Peter Montopoli, general secretary of Canada Soccer, said his organization had had "many discussions" with FIFA about the merits of staging a game in Haiti. Montopoli, noting both FIFA and CONCACAF had been "very co-operative," said Canada Soccer had requested extra security and medical staff plus "experienced staff on the ground."

"What we believe is that we've taken the necessary steps to mitigate as much risk as possible … and done the best job possible with the governing bodies that we're working with," Montopoli said in an interview. "And potentially additional support that we as Canada Soccer see and feel is required for our team

Canada is 7-2-2 all-time against Haiti but lost last time out, blowing a 2-0 lead in a 3-2 loss in the quarterfinals of the 2019 Gold Cup in Houston. Haiti also beat Costa Rica at that tournament and took Mexico to extra time in a 1-0 semifinal loss.

"It showed the strength of that Haitian team and that we have to respect," said Herdman.

"Two years later, we're a stronger unit … We're a more talented team. We're stronger collectively and ready to go," he added.

The Canadians only found out they would be headed to Port-au-Prince on Tuesday in the wake of their 4-0 win over No. 136 Suriname and Haiti's 1-0 victory over No. 147 Nicaragua. The result meant Canada won Group B and Haiti took Group E.

The team is travelling by charter, in part due to that tight time frame.

Herdman calls Haiti his team's toughest opposition to date in qualifying.

"For sure," he said. "I think Suriname were tough in a different way. Suriname had higher quality but Haiti is a real team … They're a connected team. They have a very clear identity and one of those styles that teams don't really want to play against. You have to have the right mindset going into a game against Haiti. They're like that Wimbledon or a Burnley, that sort of direct football. They'll want to create a chaotic game.

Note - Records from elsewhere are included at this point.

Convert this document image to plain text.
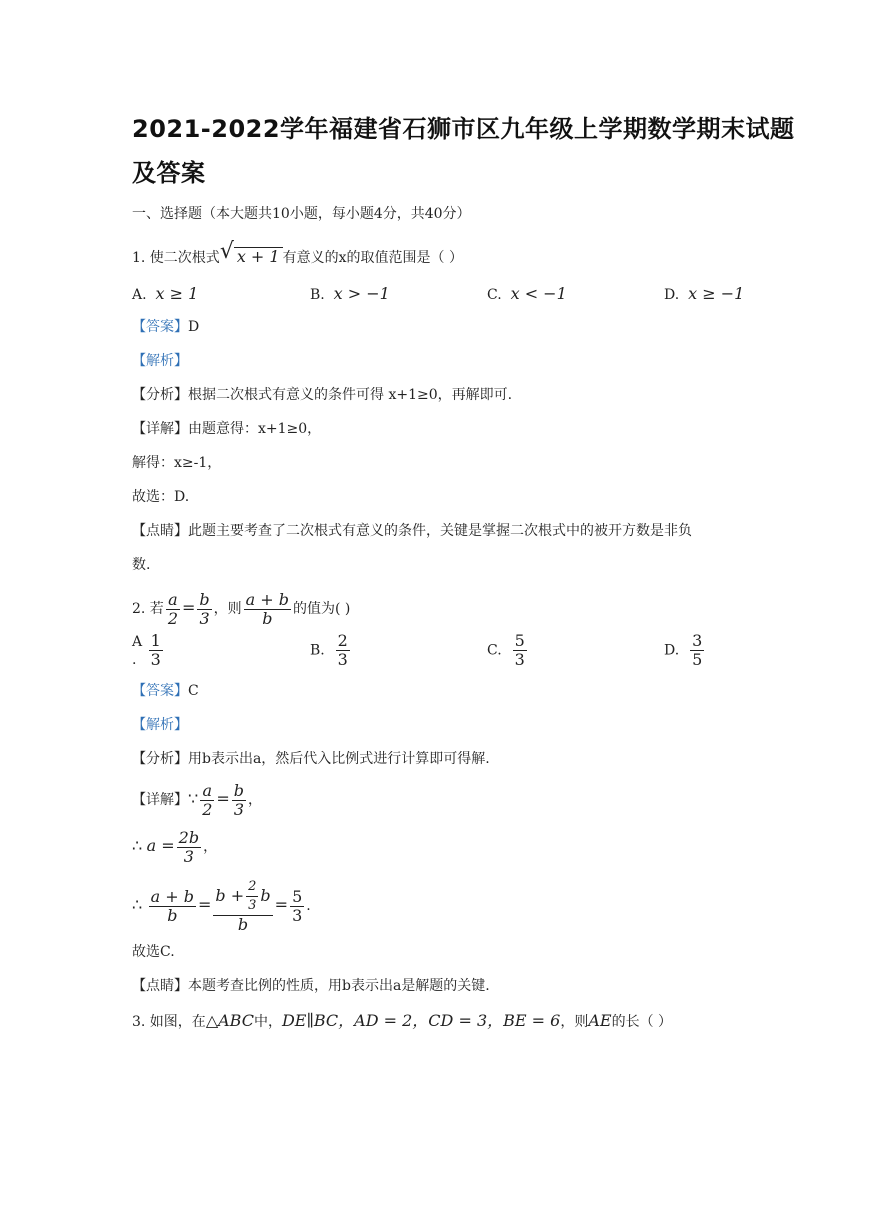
2021-2022学年福建省石狮市区九年级上学期数学期末试题
及答案
一、选择题（本大题共10小题，每小题4分，共40分）
1. 使二次根式 √ x + 1 有意义的x的取值范围是（ ）
A. x ≥ 1	B. x > −1	C. x < −1	D. x ≥ −1
【答案】D
【解析】
【分析】根据二次根式有意义的条件可得 x+1≥0，再解即可.
【详解】由题意得：x+1≥0，
解得：x≥-1，
故选：D.
【点睛】此题主要考查了二次根式有意义的条件，关键是掌握二次根式中的被开方数是非负
数.
2. 若 $\frac{a}{2} = \frac{b}{3}$ ，则 $\frac{a + b}{b}$ 的值为( )
A
. $\frac{1}{3}$	B. $\frac{2}{3}$	C. $\frac{5}{3}$	D. $\frac{3}{5}$
【答案】C
【解析】
【分析】用b表示出a，然后代入比例式进行计算即可得解.
【详解】∵ $\frac{a}{2} = \frac{b}{3}$ ，
∴ $a = \frac{2b}{3}$ ，
∴ $\frac{a + b}{b} = \frac{b + \frac{2}{3} b}{b} = \frac{5}{3}$ .
故选C.
【点睛】本题考查比例的性质，用b表示出a是解题的关键.
3. 如图，在△ABC中，DE∥BC，AD = 2，CD = 3，BE = 6，则AE的长（ ）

"So for us it's pretty clear, It will be a tough match. But (we're) excited. This is what the guys want. They want this test. They want to show they can play against this team in these conditions and heat on a (artificial) turf field, maybe in a bit of a monsoon in Haiti. That's the exciting part, that's the adventure for us to be able to rise up to that challenge."

Defender Scott Kennedy agreed.

"I'm taking it on as an experience,: said the 24-year-old from Calgary, who plays for SSV Jahn Regensburg in the German second tier. "I'm not really sure what to expect. I know it's more of a Third World country but we're there to do a job. We're all professionals. So we'll get in, do that and come back to Chicago and finish the job."

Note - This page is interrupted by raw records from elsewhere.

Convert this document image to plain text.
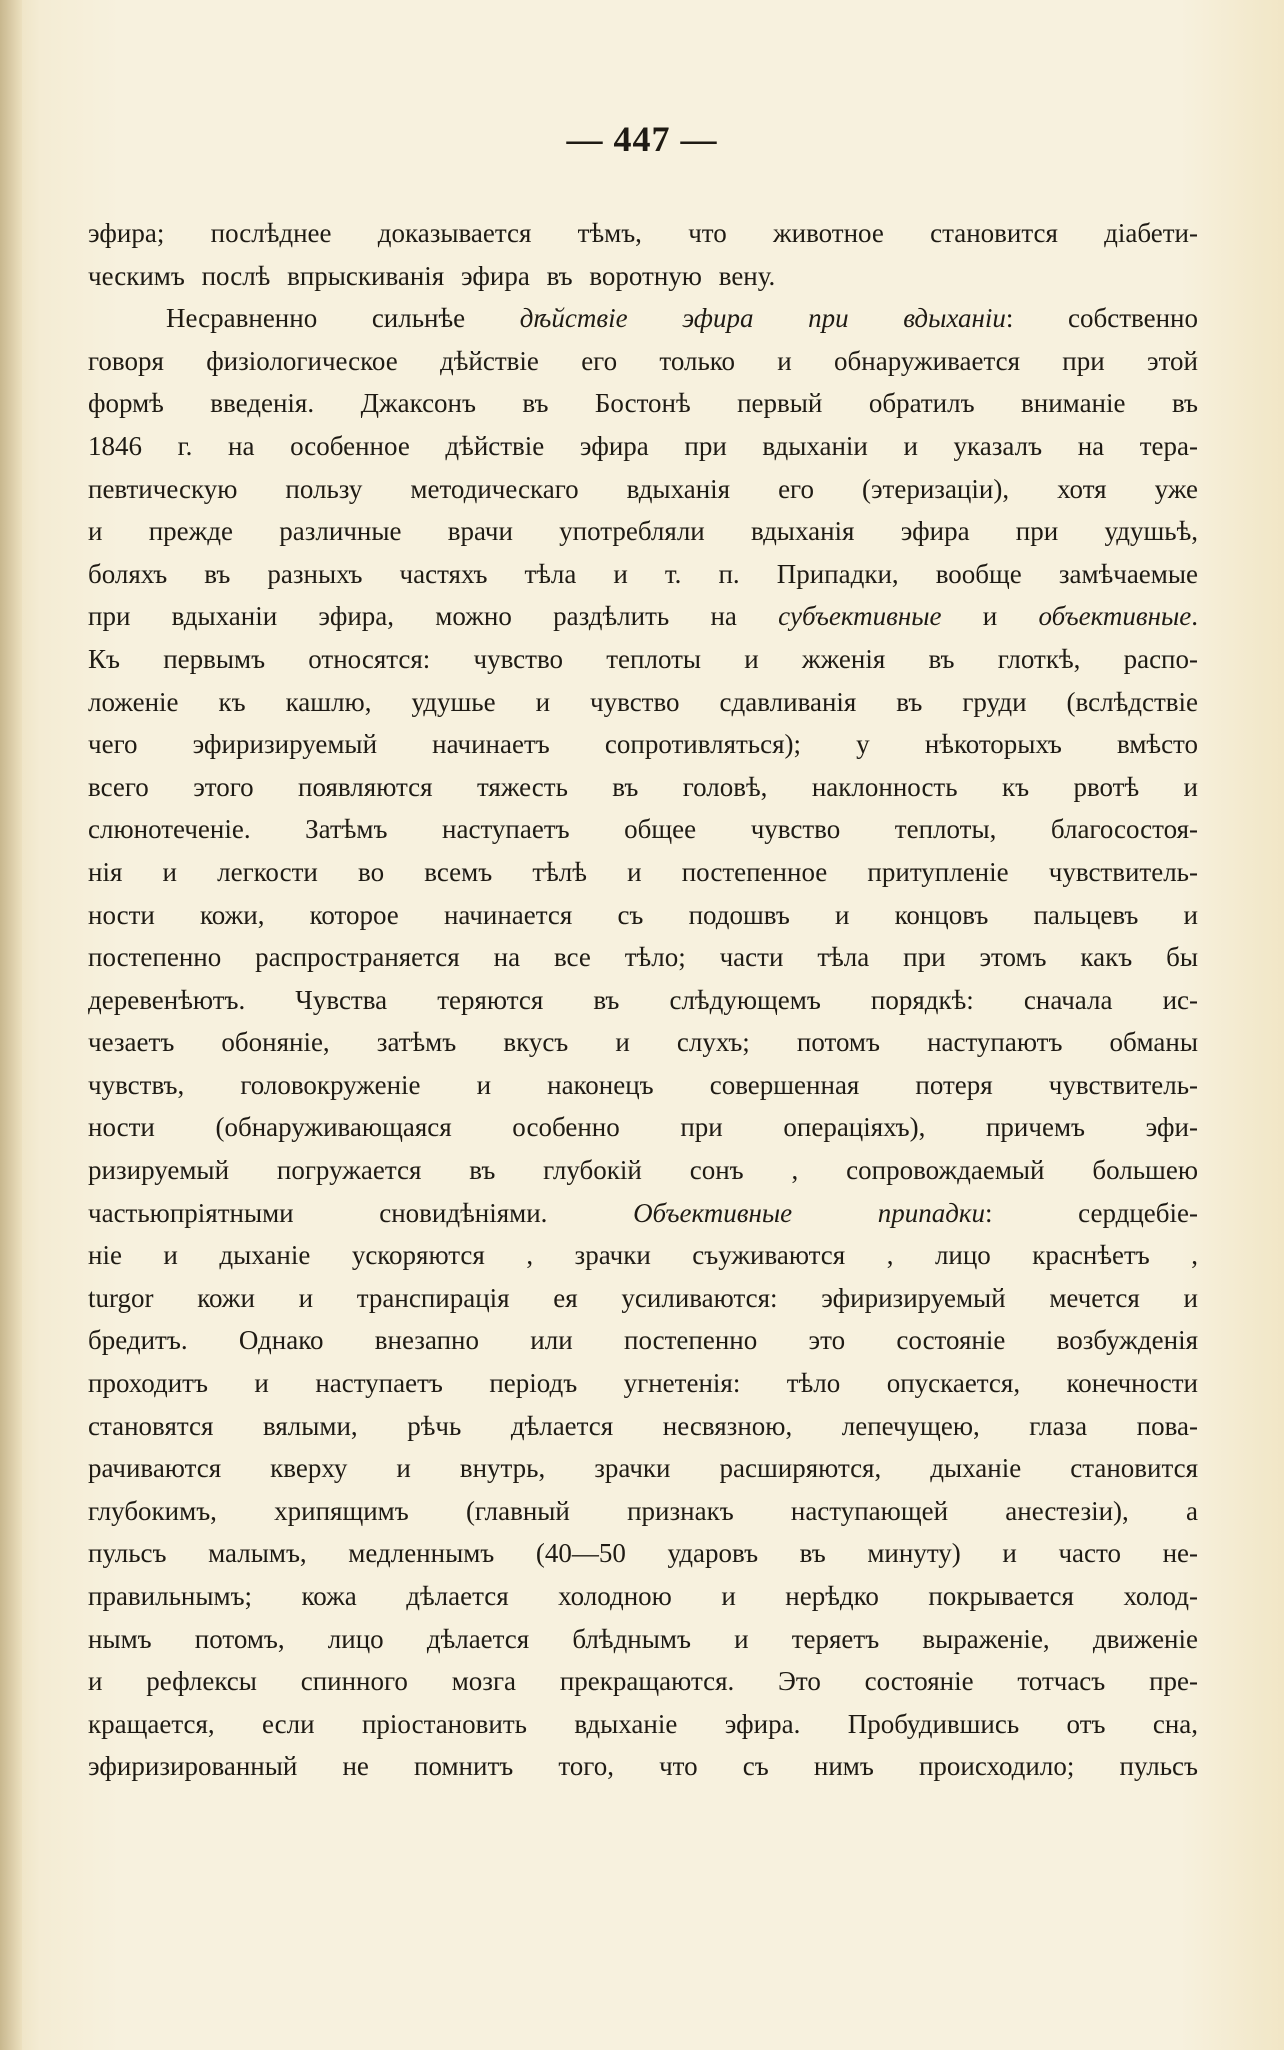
— 447 —
эфира; послѣднее доказывается тѣмъ, что животное становится діабети-
ческимъ послѣ впрыскиванія эфира въ воротную вену.
Несравненно сильнѣе дѣйствіе эфира при вдыханіи: собственно
говоря физіологическое дѣйствіе его только и обнаруживается при этой
формѣ введенія. Джаксонъ въ Бостонѣ первый обратилъ вниманіе въ
1846 г. на особенное дѣйствіе эфира при вдыханіи и указалъ на тера-
певтическую пользу методическаго вдыханія его (этеризаціи), хотя уже
и прежде различные врачи употребляли вдыханія эфира при удушьѣ,
боляхъ въ разныхъ частяхъ тѣла и т. п. Припадки, вообще замѣчаемые
при вдыханіи эфира, можно раздѣлить на субъективные и объективные.
Къ первымъ относятся: чувство теплоты и жженія въ глоткѣ, распо-
ложеніе къ кашлю, удушье и чувство сдавливанія въ груди (вслѣдствіе
чего эфиризируемый начинаетъ сопротивляться); у нѣкоторыхъ вмѣсто
всего этого появляются тяжесть въ головѣ, наклонность къ рвотѣ и
слюнотеченіе. Затѣмъ наступаетъ общее чувство теплоты, благосостоя-
нія и легкости во всемъ тѣлѣ и постепенное притупленіе чувствитель-
ности кожи, которое начинается съ подошвъ и концовъ пальцевъ и
постепенно распространяется на все тѣло; части тѣла при этомъ какъ бы
деревенѣютъ. Чувства теряются въ слѣдующемъ порядкѣ: сначала ис-
чезаетъ обоняніе, затѣмъ вкусъ и слухъ; потомъ наступаютъ обманы
чувствъ, головокруженіе и наконецъ совершенная потеря чувствитель-
ности (обнаруживающаяся особенно при операціяхъ), причемъ эфи-
ризируемый погружается въ глубокій сонъ , сопровождаемый большею
частьюпріятными сновидѣніями. Объективные припадки: сердцебіе-
ніе и дыханіе ускоряются , зрачки съуживаются , лицо краснѣетъ ,
turgor кожи и транспирація ея усиливаются: эфиризируемый мечется и
бредитъ. Однако внезапно или постепенно это состояніе возбужденія
проходитъ и наступаетъ періодъ угнетенія: тѣло опускается, конечности
становятся вялыми, рѣчь дѣлается несвязною, лепечущею, глаза пова-
рачиваются кверху и внутрь, зрачки расширяются, дыханіе становится
глубокимъ, хрипящимъ (главный признакъ наступающей анестезіи), а
пульсъ малымъ, медленнымъ (40—50 ударовъ въ минуту) и часто не-
правильнымъ; кожа дѣлается холодною и нерѣдко покрывается холод-
нымъ потомъ, лицо дѣлается блѣднымъ и теряетъ выраженіе, движеніе
и рефлексы спинного мозга прекращаются. Это состояніе тотчасъ пре-
кращается, если пріостановить вдыханіе эфира. Пробудившись отъ сна,
эфиризированный не помнитъ того, что съ нимъ происходило; пульсъ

Bayern Munich star Alphonso Davies said he believes the necessary steps have been taken to get the team in and out safely.

"We're ready and we're excited for the two legs coming up," he added. 

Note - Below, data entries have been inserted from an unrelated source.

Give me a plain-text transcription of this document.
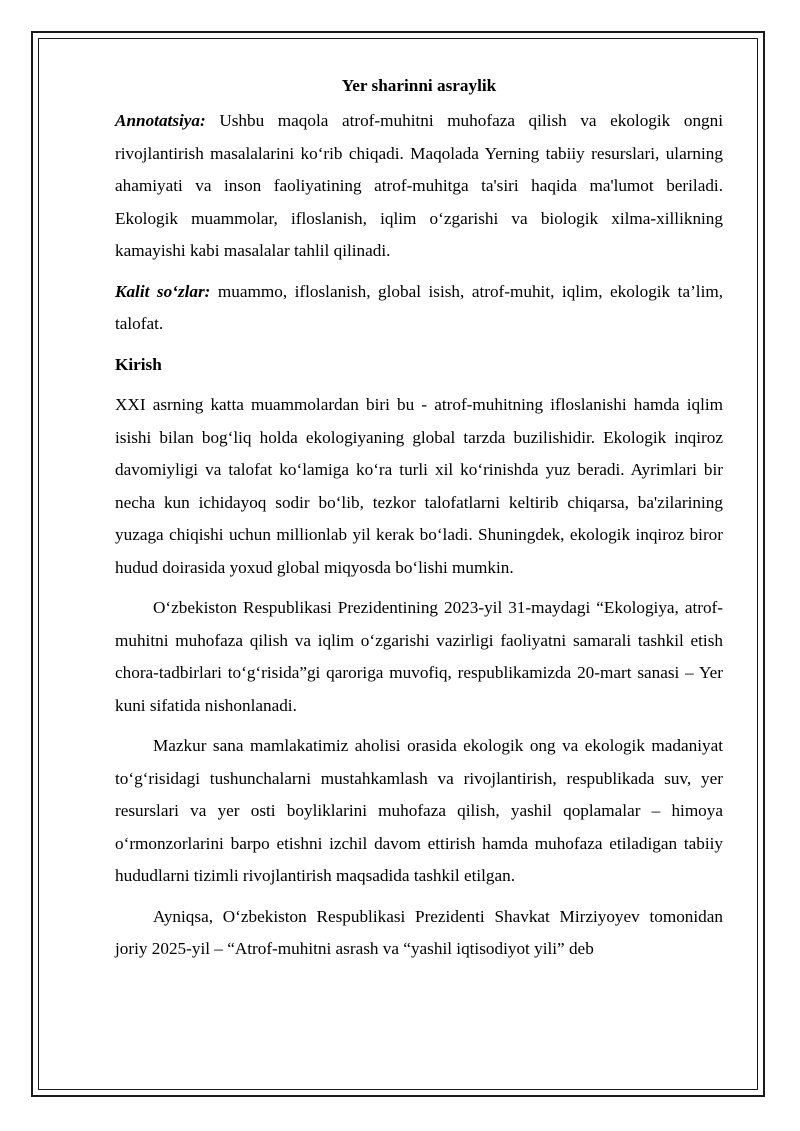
Yer sharinni asraylik

Annotatsiya: Ushbu maqola atrof-muhitni muhofaza qilish va ekologik ongni rivojlantirish masalalarini ko‘rib chiqadi. Maqolada Yerning tabiiy resurslari, ularning ahamiyati va inson faoliyatining atrof-muhitga ta'siri haqida ma'lumot beriladi. Ekologik muammolar, ifloslanish, iqlim o‘zgarishi va biologik xilma-xillikning kamayishi kabi masalalar tahlil qilinadi.

Kalit so‘zlar: muammo, ifloslanish, global isish, atrof-muhit, iqlim, ekologik ta’lim, talofat.

Kirish

XXI asrning katta muammolardan biri bu - atrof-muhitning ifloslanishi hamda iqlim isishi bilan bog‘liq holda ekologiyaning global tarzda buzilishidir. Ekologik inqiroz davomiyligi va talofat ko‘lamiga ko‘ra turli xil ko‘rinishda yuz beradi. Ayrimlari bir necha kun ichidayoq sodir bo‘lib, tezkor talofatlarni keltirib chiqarsa, ba'zilarining yuzaga chiqishi uchun millionlab yil kerak bo‘ladi. Shuningdek, ekologik inqiroz biror hudud doirasida yoxud global miqyosda bo‘lishi mumkin.

O‘zbekiston Respublikasi Prezidentining 2023-yil 31-maydagi “Ekologiya, atrof-muhitni muhofaza qilish va iqlim o‘zgarishi vazirligi faoliyatni samarali tashkil etish chora-tadbirlari to‘g‘risida”gi qaroriga muvofiq, respublikamizda 20-mart sanasi – Yer kuni sifatida nishonlanadi.

Mazkur sana mamlakatimiz aholisi orasida ekologik ong va ekologik madaniyat to‘g‘risidagi tushunchalarni mustahkamlash va rivojlantirish, respublikada suv, yer resurslari va yer osti boyliklarini muhofaza qilish, yashil qoplamalar – himoya o‘rmonzorlarini barpo etishni izchil davom ettirish hamda muhofaza etiladigan tabiiy hududlarni tizimli rivojlantirish maqsadida tashkil etilgan.

Ayniqsa, O‘zbekiston Respublikasi Prezidenti Shavkat Mirziyoyev tomonidan joriy 2025-yil – “Atrof-muhitni asrash va “yashil iqtisodiyot yili” deb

The U.S. Centers for Disease Control and Prevention advises avoiding travel to Haiti, listing the country in its highest level of COVID-19 warnings.

"Because of the current situation in Haiti, even fully vaccinated travellers may be at risk for getting and spreading COVID-19 variants," it said in its most recent advisory.

Canada Soccer says it has administered some 2,250 COVID tests since January, with just two positive results.

The Canadian government is urging Canadians to avoid all non-essential travel during the pandemic. COVID aside, Ottawa advises against going to Haiti "due to the potential for civil unrest throughout the country."

"The security situation could deteriorate quickly. Kidnappings of Haitians, dual-nationals and foreigners alike has increased in recent months in Port-au-Prince," the government says.

The rematch Tuesday is at SeatGeek Stadium in Bridgeview, Ill, where the Canadians played Suriname.

The Canada-Haiti winner advances to the final round of qualifying in the region, which covers North and Central America and the Caribbean. Two other second-round playoff victors will join them in the so-called Octagonal, along with Mexico, the U.S., Jamaica, Costa Rica and Honduras who had byes to the final round.

The top three teams after the final round-robin book their ticket to Qatar 2022 with the fourth-place finisher advancing to an intercontinental playoff. The Canadian men have not made the final round of CONCACAF qualifying since the lead-up to France '98.